The following are two examples that illustrate suspicious web crawler activity and detection using behavioral modeling and analysis:

In the above example, you can note the following:

  • On the left graph, the red dots represent the abnormality of HTTP requests with 3XX return code. You will notice that some IP addresses have 65% of 3XX return codes; other IP addresses have 100% of 3XX return codes.
  • On the right graph, the red dots indicate the abnormality of those having URL width (i.e. directories visited) requests within a learning cycle. Some IP addresses have a significantly higher number of URL directories visited over others in one learning cycle.

Hillstone’s behavioral model feature analyses these abnormal IP addresses (those depicted by the red dots) and correlates those IP addresses that fit these two behavioral abnormality rules. It is easy to identify potentially suspicious IPs that might be conducting malicious web crawling. In this case, the IP address 219.149.214.103 is a suspicious candidate.

Since using behavioral modeling has helped narrow down the IP addresses that have significant abnormal behaviors, it makes it very easy for network administrators to take proper and effective action.

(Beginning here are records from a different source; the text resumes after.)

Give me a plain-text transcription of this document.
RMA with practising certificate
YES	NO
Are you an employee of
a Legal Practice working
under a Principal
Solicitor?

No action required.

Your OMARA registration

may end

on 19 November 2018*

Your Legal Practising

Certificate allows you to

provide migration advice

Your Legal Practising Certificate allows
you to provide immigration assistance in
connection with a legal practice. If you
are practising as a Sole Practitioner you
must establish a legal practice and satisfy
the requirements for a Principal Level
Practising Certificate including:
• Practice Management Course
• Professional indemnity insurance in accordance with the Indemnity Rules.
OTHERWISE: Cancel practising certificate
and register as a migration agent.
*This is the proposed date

Another example is shown below:

In this example, we note the following:

  • On the right graph, the red dots indicate the abnormality of those having URL width (i.e. directories visited) requests within a learning cycle. Some IP addresses have significantly higher number of URL directory visits than others in one learning cycle.
  • On the left graph, the red dots indicate those IP addresses that have abnormal (higher) number of HTML files request compared with other IP addresses that are monitored.

The Hilstone behavioral model features will then perform and analysis of the abnormal IP addresses (those depicted by the red dots), and correlate those IP addresses that fit these two behavioral abnormality rules. It is easy to identify the potentially suspicious IPs that might be conducting malicious web crawling. In this case, the IP address 202.112.90.159 is such a suspicious candidate.

Conclusions

Using manual and static analysis on logging data (based on most visited IP addresses) can be labor-intensive and incur higher cost and more overhead; but more importantly, can be often ineffective if it mistakenly misses slow crawlers with lower IP address numbers in the logging data. Hillstone’s hybrid solution uses a proprietary self-learning behavioral modeling mechanism that is more effective in detecting these slow crawlers. It also provides statistical analysis to automatically detect sophisticated and suspicious web crawlers as well as rich and actionable forensic evidence to the administrator.